Terlepas dari ketiga penghuni shaf tersebut, Gus Baha’ secara gamblang berkata, “Tarawih ini memang sejak awal tidak diwajibkan dan didesain oleh Rasulullah menjadi sebuah kewajiban berjamaah. Jika bukan karena sifat welas asih beliau kepada umat, mungkin tarawih menjadi wajib. Maka kemudian jangan menjustifikasi manusia dengan ketidakpatuhan ketika mereka tidak terlihat “beribadah” ketika Ramadan”.

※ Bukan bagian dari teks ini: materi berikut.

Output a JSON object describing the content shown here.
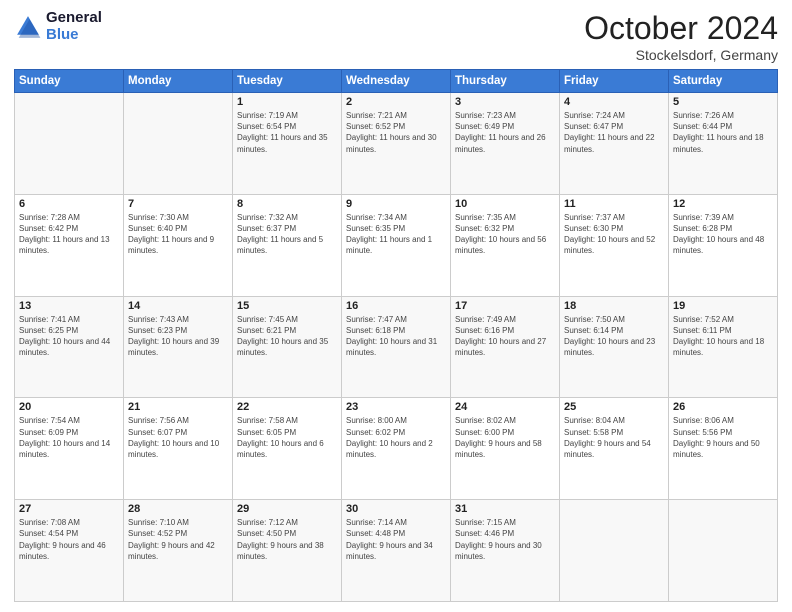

Ramadan akan dinikmati oleh mereka yang diberi anugerah untuk menikmatinya. Jika ibarat hidangan, Allah sudah menyiapkan sendok dan garpunya bagi hamba-Nya yang terpilih. Sedangkan sisanya, hanya mampu melihat puluhan Ramadan tanpa sedikitpun mampu menikmatinya.
“Allahumma laka shumtu”,
Eh belum buka ya.
Selamat menunaikan ibadah puasa. Semoga Allah berkenan menerima segala amal ibadah kita di bulan ini.
Sidoarjo, 3 April 2022.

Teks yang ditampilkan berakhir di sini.